Степану до поры все было даром. Но потекла крыша – в дождь плошки по чердаку расставляй, и нужда-неволя кровлю менять заставила. Подвернулось по схожей цене железо; Степан нанял жестянщика, и «уповодками», между выпивкой, с крышей управились. Любуясь потом работой, Степан задумал и фундамент ленточный кругом завести, чтобы дом ровно, свечечкой, стоял. В руинах бывшего городковского собора, сначала – тюрьмы, а потом – мастерских, он выковыривал и потом, как каторжник, таскал на тачке тяжеленные прочные кирпичи; мать морщилась, крестилась втихую, но молчала. Отломал крыльцо – затеял ставить новую просторную веранду.
На работе Степан держался еще крепко, денежки водились, а в редкий запой покрывал начальник, бывший одноклассник.
Дошли руки и до баньки. Он срубил ее из свежего кругляка, сложил печь, напарившись первый раз, настегавшись вдосталь березовым веником, едва живой, выбрался на приступок у дверей. От перегрева сжимало сердце; Степан жадно хватал ртом воздух, и тут его словно пристукнуло: «Для кого стараюсь-то? Мать старая, сам… – он прислушался к неровным толчкам в груди. – Приедет сестра из своей экспедиции, она же геолог-бродяга, загонит все и – поминай как звали!»
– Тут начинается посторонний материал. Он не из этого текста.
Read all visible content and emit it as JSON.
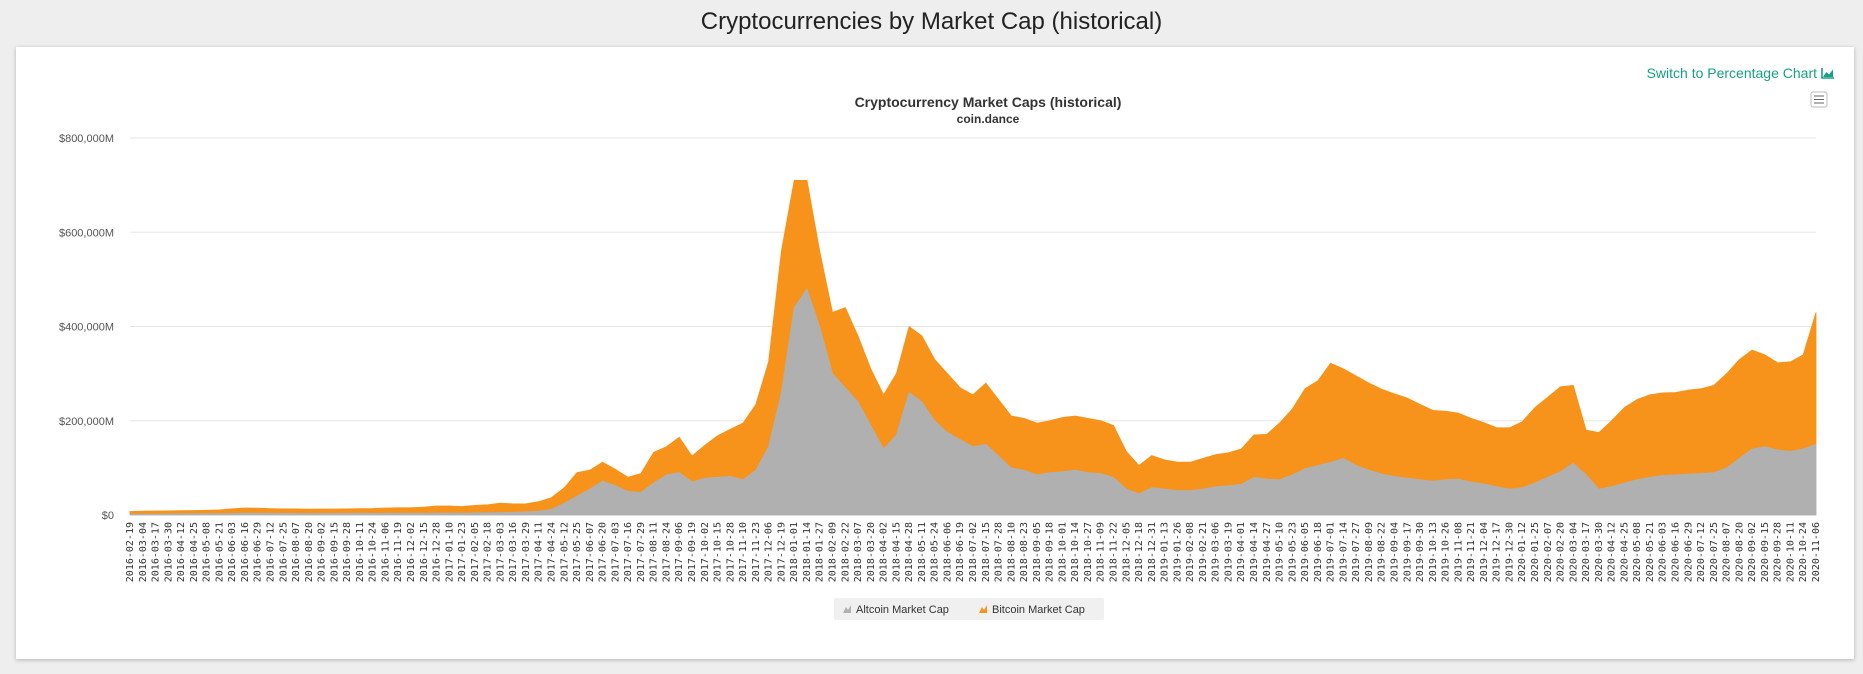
{
  "page": {
    "title": "Cryptocurrencies by Market Cap (historical)"
  },
  "switch_link": {
    "label": "Switch to Percentage Chart",
    "icon": "area-chart-icon",
    "color": "#16a085"
  },
  "menu": {
    "icon": "hamburger-menu-icon"
  },
  "chart_data": {
    "type": "area",
    "stacked": true,
    "title": "Cryptocurrency Market Caps (historical)",
    "subtitle": "coin.dance",
    "xlabel": "",
    "ylabel": "",
    "ylim": [
      0,
      800000
    ],
    "yticks": [
      "$0",
      "$200,000M",
      "$400,000M",
      "$600,000M",
      "$800,000M"
    ],
    "ytick_values": [
      0,
      200000,
      400000,
      600000,
      800000
    ],
    "grid": true,
    "legend_position": "bottom-center",
    "x_labels": [
      "2016-02-19",
      "2016-03-04",
      "2016-03-17",
      "2016-03-30",
      "2016-04-12",
      "2016-04-25",
      "2016-05-08",
      "2016-05-21",
      "2016-06-03",
      "2016-06-16",
      "2016-06-29",
      "2016-07-12",
      "2016-07-25",
      "2016-08-07",
      "2016-08-20",
      "2016-09-02",
      "2016-09-15",
      "2016-09-28",
      "2016-10-11",
      "2016-10-24",
      "2016-11-06",
      "2016-11-19",
      "2016-12-02",
      "2016-12-15",
      "2016-12-28",
      "2017-01-10",
      "2017-01-23",
      "2017-02-05",
      "2017-02-18",
      "2017-03-03",
      "2017-03-16",
      "2017-03-29",
      "2017-04-11",
      "2017-04-24",
      "2017-05-12",
      "2017-05-25",
      "2017-06-07",
      "2017-06-20",
      "2017-07-03",
      "2017-07-16",
      "2017-07-29",
      "2017-08-11",
      "2017-08-24",
      "2017-09-06",
      "2017-09-19",
      "2017-10-02",
      "2017-10-15",
      "2017-10-28",
      "2017-11-10",
      "2017-11-23",
      "2017-12-06",
      "2017-12-19",
      "2018-01-01",
      "2018-01-14",
      "2018-01-27",
      "2018-02-09",
      "2018-02-22",
      "2018-03-07",
      "2018-03-20",
      "2018-04-02",
      "2018-04-15",
      "2018-04-28",
      "2018-05-11",
      "2018-05-24",
      "2018-06-06",
      "2018-06-19",
      "2018-07-02",
      "2018-07-15",
      "2018-07-28",
      "2018-08-10",
      "2018-08-23",
      "2018-09-05",
      "2018-09-18",
      "2018-10-01",
      "2018-10-14",
      "2018-10-27",
      "2018-11-09",
      "2018-11-22",
      "2018-12-05",
      "2018-12-18",
      "2018-12-31",
      "2019-01-13",
      "2019-01-26",
      "2019-02-08",
      "2019-02-21",
      "2019-03-06",
      "2019-03-19",
      "2019-04-01",
      "2019-04-14",
      "2019-04-27",
      "2019-05-10",
      "2019-05-23",
      "2019-06-05",
      "2019-06-18",
      "2019-07-01",
      "2019-07-14",
      "2019-07-27",
      "2019-08-09",
      "2019-08-22",
      "2019-09-04",
      "2019-09-17",
      "2019-09-30",
      "2019-10-13",
      "2019-10-26",
      "2019-11-08",
      "2019-11-21",
      "2019-12-04",
      "2019-12-17",
      "2019-12-30",
      "2020-01-12",
      "2020-01-25",
      "2020-02-07",
      "2020-02-20",
      "2020-03-04",
      "2020-03-17",
      "2020-03-30",
      "2020-04-12",
      "2020-04-25",
      "2020-05-08",
      "2020-05-21",
      "2020-06-03",
      "2020-06-16",
      "2020-06-29",
      "2020-07-12",
      "2020-07-25",
      "2020-08-07",
      "2020-08-20",
      "2020-09-02",
      "2020-09-15",
      "2020-09-28",
      "2020-10-11",
      "2020-10-24",
      "2020-11-06"
    ],
    "series": [
      {
        "name": "Altcoin Market Cap",
        "color": "#b0b0b0",
        "values": [
          1500,
          1800,
          2000,
          2200,
          2500,
          2600,
          2700,
          2800,
          3200,
          3800,
          4000,
          3600,
          3400,
          3500,
          3200,
          3300,
          3400,
          3500,
          3600,
          3700,
          3800,
          3700,
          3600,
          3700,
          4000,
          4200,
          4100,
          4400,
          4600,
          5200,
          5600,
          6800,
          8200,
          12000,
          25000,
          40000,
          55000,
          72000,
          62000,
          50000,
          48000,
          68000,
          85000,
          90000,
          70000,
          78000,
          80000,
          82000,
          75000,
          95000,
          145000,
          260000,
          440000,
          480000,
          400000,
          300000,
          270000,
          240000,
          190000,
          140000,
          170000,
          260000,
          240000,
          200000,
          175000,
          160000,
          145000,
          150000,
          125000,
          100000,
          95000,
          85000,
          90000,
          92000,
          95000,
          90000,
          88000,
          80000,
          55000,
          45000,
          58000,
          55000,
          52000,
          52000,
          55000,
          60000,
          62000,
          65000,
          80000,
          76000,
          75000,
          85000,
          98000,
          105000,
          112000,
          120000,
          105000,
          95000,
          87000,
          82000,
          78000,
          75000,
          72000,
          75000,
          76000,
          70000,
          66000,
          60000,
          55000,
          58000,
          68000,
          80000,
          92000,
          110000,
          85000,
          55000,
          60000,
          68000,
          75000,
          80000,
          84000,
          85000,
          87000,
          88000,
          90000,
          100000,
          120000,
          140000,
          145000,
          138000,
          135000,
          140000,
          150000
        ]
      },
      {
        "name": "Bitcoin Market Cap",
        "color": "#f7931a",
        "values": [
          6000,
          6200,
          6400,
          6400,
          6700,
          7000,
          7300,
          8000,
          10000,
          11000,
          10500,
          10000,
          9600,
          9400,
          9300,
          9500,
          9300,
          9500,
          9800,
          10000,
          11000,
          11500,
          12000,
          13000,
          15000,
          15000,
          14000,
          16000,
          17000,
          20000,
          18000,
          17000,
          20000,
          25000,
          33000,
          50000,
          40000,
          40000,
          35000,
          30000,
          40000,
          65000,
          60000,
          75000,
          55000,
          70000,
          88000,
          100000,
          120000,
          140000,
          180000,
          300000,
          270000,
          230000,
          160000,
          130000,
          170000,
          140000,
          120000,
          115000,
          130000,
          140000,
          140000,
          130000,
          125000,
          110000,
          110000,
          130000,
          120000,
          110000,
          110000,
          110000,
          110000,
          115000,
          115000,
          115000,
          112000,
          110000,
          80000,
          60000,
          68000,
          62000,
          60000,
          60000,
          65000,
          68000,
          70000,
          75000,
          90000,
          95000,
          120000,
          140000,
          170000,
          180000,
          210000,
          190000,
          190000,
          185000,
          180000,
          175000,
          170000,
          160000,
          150000,
          145000,
          140000,
          135000,
          130000,
          125000,
          130000,
          140000,
          160000,
          170000,
          180000,
          165000,
          95000,
          120000,
          140000,
          160000,
          170000,
          175000,
          175000,
          175000,
          178000,
          180000,
          185000,
          200000,
          210000,
          210000,
          195000,
          185000,
          190000,
          200000,
          280000
        ]
      }
    ]
  }
}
С того Степан затосковал, все опять стало валиться из рук, а там и с работы за пьянку вышибли.
Но дом стоял, как игрушечка…
Ночевать к Симке Степан ходил украдкой, приноравливался, чтобы сестра ее работала в ночную смену; другая уехала куда-то учиться. Соскучившись за пару дней, он жадно мял податливое мягкое Симкино тело, и та отвечала взаимностью.
Умаявшись, они ненадолго затихали, но под утро Симка неизменно, толкнув локтем как следует Степану в бок, садилась у окна и нагая, белея как печка, в полутьме, курила.
– Узнает кто про нас, удавлюсь сразу, к черту! – между затяжками Симка говорила отрывисто, зло. – Давай собирайся, уходи, не увидел бы кто!
Степан, всякий раз задавив обиду, вставал, одевался и скукоженную, дрожащую на сквозняке Симку даже не обнимал на прощание. Он старался побыстрей прошмыгнуть длинным барачным коридором, чтобы не столкнуться с кем-либо из жильцов, вывернувшим по нужде в общий туалет; под окнами пробегал, пригибаясь. И дома перед матерью приходилось комедию ломать, прикидываться, что с жуткого похмелья, а насчет ночлега – отшибло память.
Уходя опять вечером к Симке, Степан хитрил, предполагая, что мать следит за ним, долго мотался по улочкам, кружил, дожидаясь темноты.
Симка ждала его, хоть и старалась скрыть это. Но все гости были выпровожены; она оставляла свет только в кухоньке со тщательно занавешенным окном. Поглядывала вроде б как с любопытством, глазки поблескивали, а Степан выставлял на стол посудину – добыть нелегко, но старался, что-нибудь потихоньку от матери продав из дому.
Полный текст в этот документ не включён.